New York, May 3, 2022 – Cameroonian authorities should allow freelance journalist Kingsley Fomunyuy Njoka, who has been held in arbitrary detention without trial in Kondengui Central Prison in the capital Yaounde for almost two years, to leave prison on compassionate grounds to attend his father’s funeral on May 6, and should ensure that he and other jailed journalists are finally released so that they can live and work freely, the Committee to Protect Journalists said Tuesday.
Njoka’s father, Shey Rudolf Verla Njoka, died on April 25, and will be buried on Friday, May 6, in Kikaikom village in the restive English-speaking Northwest region, according to the journalist’s wife Venbatia Fai and his lawyer Amungwa Tanyi, who both spoke to CPJ via messaging app, and a May 2 handwritten letter, reviewed by CPJ, that Njoka wrote to prison authorities.
“As we mark World Press Freedom Day, the Committee to Protect Journalists again appeals to Cameroonian authorities to immediately free all the jailed journalists in the country, including Kingsley Njoka, who has been held in lengthy pre-trial detention,” said Angela Quintal, CPJ’s Africa program coordinator. “At the very least, Njoka, who is the eldest son in his family and has yet to be tried or convicted after nearly two years behind bars, should be allowed compassionate leave to mourn and bury his father.”

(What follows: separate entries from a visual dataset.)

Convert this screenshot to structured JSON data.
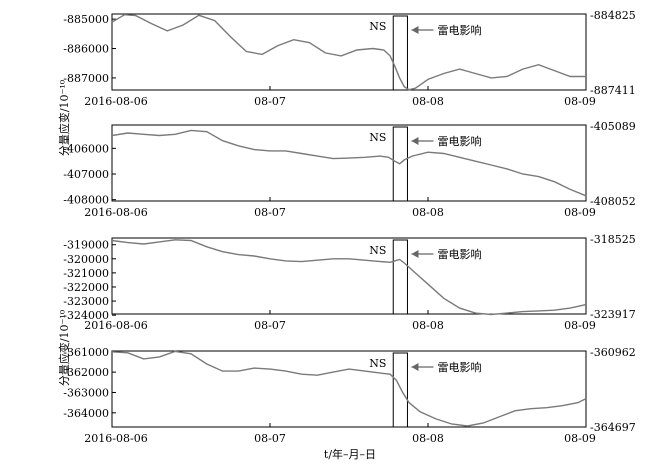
{
  "ylabel": "分量应变/10⁻¹⁰",
  "xlabel": "t/年–月–日",
  "chart_data": [
    {
      "type": "line",
      "x_ticks": [
        "2016-08-06",
        "08-07",
        "08-08",
        "08-09"
      ],
      "xlim": [
        "2016-08-06",
        "2016-08-09"
      ],
      "ylim": [
        -887411,
        -884825
      ],
      "y_ticks": [
        -885000,
        -886000,
        -887000
      ],
      "right_ticks": [
        "-884825",
        "-887411"
      ],
      "ns_label": "NS",
      "annotation": "雷电影响",
      "ns_window": [
        1.78,
        1.87
      ],
      "series": [
        {
          "x": [
            0,
            0.08,
            0.15,
            0.25,
            0.35,
            0.45,
            0.55,
            0.65,
            0.75,
            0.85,
            0.95,
            1.05,
            1.15,
            1.25,
            1.35,
            1.45,
            1.55,
            1.65,
            1.72,
            1.76,
            1.79,
            1.82,
            1.85,
            1.88,
            1.92,
            1.96,
            2.0,
            2.1,
            2.2,
            2.3,
            2.4,
            2.5,
            2.6,
            2.7,
            2.8,
            2.9,
            3.0
          ],
          "y": [
            -885100,
            -884850,
            -884880,
            -885150,
            -885400,
            -885200,
            -884870,
            -885050,
            -885600,
            -886100,
            -886200,
            -885900,
            -885700,
            -885800,
            -886150,
            -886250,
            -886050,
            -886000,
            -886050,
            -886250,
            -886600,
            -887000,
            -887300,
            -887400,
            -887350,
            -887200,
            -887050,
            -886850,
            -886700,
            -886850,
            -887000,
            -886950,
            -886700,
            -886550,
            -886750,
            -886950,
            -886950
          ]
        }
      ]
    },
    {
      "type": "line",
      "x_ticks": [
        "2016-08-06",
        "08-07",
        "08-08",
        "08-09"
      ],
      "xlim": [
        "2016-08-06",
        "2016-08-09"
      ],
      "ylim": [
        -408052,
        -405089
      ],
      "y_ticks": [
        -406000,
        -407000,
        -408000
      ],
      "right_ticks": [
        "-405089",
        "-408052"
      ],
      "ns_label": "NS",
      "annotation": "雷电影响",
      "ns_window": [
        1.78,
        1.87
      ],
      "series": [
        {
          "x": [
            0,
            0.1,
            0.2,
            0.3,
            0.4,
            0.5,
            0.6,
            0.7,
            0.8,
            0.9,
            1.0,
            1.1,
            1.2,
            1.3,
            1.4,
            1.5,
            1.6,
            1.7,
            1.75,
            1.79,
            1.82,
            1.85,
            1.9,
            2.0,
            2.1,
            2.2,
            2.3,
            2.4,
            2.5,
            2.6,
            2.7,
            2.8,
            2.9,
            3.0
          ],
          "y": [
            -405500,
            -405400,
            -405450,
            -405500,
            -405450,
            -405300,
            -405350,
            -405700,
            -405900,
            -406050,
            -406100,
            -406100,
            -406200,
            -406300,
            -406400,
            -406380,
            -406350,
            -406300,
            -406350,
            -406500,
            -406600,
            -406450,
            -406300,
            -406150,
            -406200,
            -406350,
            -406500,
            -406650,
            -406800,
            -407000,
            -407100,
            -407300,
            -407600,
            -407850
          ]
        }
      ]
    },
    {
      "type": "line",
      "x_ticks": [
        "2016-08-06",
        "08-07",
        "08-08",
        "08-09"
      ],
      "xlim": [
        "2016-08-06",
        "2016-08-09"
      ],
      "ylim": [
        -323917,
        -318525
      ],
      "y_ticks": [
        -319000,
        -320000,
        -321000,
        -322000,
        -323000,
        -324000
      ],
      "right_ticks": [
        "-318525",
        "-323917"
      ],
      "ns_label": "NS",
      "annotation": "雷电影响",
      "ns_window": [
        1.78,
        1.87
      ],
      "series": [
        {
          "x": [
            0,
            0.1,
            0.2,
            0.3,
            0.4,
            0.5,
            0.6,
            0.7,
            0.8,
            0.9,
            1.0,
            1.1,
            1.2,
            1.3,
            1.4,
            1.5,
            1.6,
            1.7,
            1.76,
            1.79,
            1.82,
            1.85,
            1.9,
            2.0,
            2.1,
            2.2,
            2.3,
            2.4,
            2.5,
            2.6,
            2.7,
            2.8,
            2.9,
            3.0
          ],
          "y": [
            -318700,
            -318850,
            -318950,
            -318800,
            -318650,
            -318700,
            -319150,
            -319500,
            -319700,
            -319800,
            -320000,
            -320150,
            -320200,
            -320100,
            -320000,
            -320000,
            -320100,
            -320200,
            -320250,
            -320150,
            -320050,
            -320300,
            -320800,
            -321800,
            -322800,
            -323500,
            -323850,
            -323950,
            -323850,
            -323750,
            -323700,
            -323650,
            -323500,
            -323250
          ]
        }
      ]
    },
    {
      "type": "line",
      "x_ticks": [
        "2016-08-06",
        "08-07",
        "08-08",
        "08-09"
      ],
      "xlim": [
        "2016-08-06",
        "2016-08-09"
      ],
      "ylim": [
        -364697,
        -360962
      ],
      "y_ticks": [
        -361000,
        -362000,
        -363000,
        -364000
      ],
      "right_ticks": [
        "-360962",
        "-364697"
      ],
      "ns_label": "NS",
      "annotation": "雷电影响",
      "ns_window": [
        1.78,
        1.87
      ],
      "series": [
        {
          "x": [
            0,
            0.1,
            0.2,
            0.3,
            0.4,
            0.5,
            0.6,
            0.7,
            0.8,
            0.9,
            1.0,
            1.1,
            1.2,
            1.3,
            1.4,
            1.5,
            1.6,
            1.7,
            1.76,
            1.8,
            1.84,
            1.88,
            1.95,
            2.05,
            2.15,
            2.25,
            2.35,
            2.45,
            2.55,
            2.65,
            2.75,
            2.85,
            2.95,
            3.0
          ],
          "y": [
            -361000,
            -361050,
            -361350,
            -361250,
            -360980,
            -361100,
            -361600,
            -361950,
            -361950,
            -361800,
            -361850,
            -361950,
            -362100,
            -362150,
            -362000,
            -361850,
            -361950,
            -362050,
            -362100,
            -362400,
            -363000,
            -363500,
            -363950,
            -364300,
            -364550,
            -364650,
            -364500,
            -364200,
            -363900,
            -363800,
            -363750,
            -363650,
            -363500,
            -363300
          ]
        }
      ]
    }
  ]
}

Njoka was arrested on May 15, 2020, and held in incommunicado detention until he was charged on June 11 with secession and complicity in an armed gang, according to CPJ’s research. He was suspected of managing pro-secessionist WhatsApp groups, including the Bui Warriors group based in Kumbo, an English-speaking town in the Northwest region that has experienced armed conflict between government forces and separatists seeking to create the independent state of Ambazonia, according to media reports. Four top prison officials were killed by separatists in Kumbo last month, according to Voice of America.
The head of Kondengui Central Prison, Hamadou Madi, did not respond to CPJ’s telephone calls or texts via messaging app for comment. The state prosecutor in Yaounde’s military tribunal, Major Cerlin Belinga, also did not reply to telephone calls or requests for comment sent via messaging apps.
Cameroon is the fifth-worst jailer of journalists in Africa, with six journalists behind bars on December 1, 2021, according to CPJ’s annual prison census. One journalist, Emmanuel Mbombog Mbog Matip, has since been released.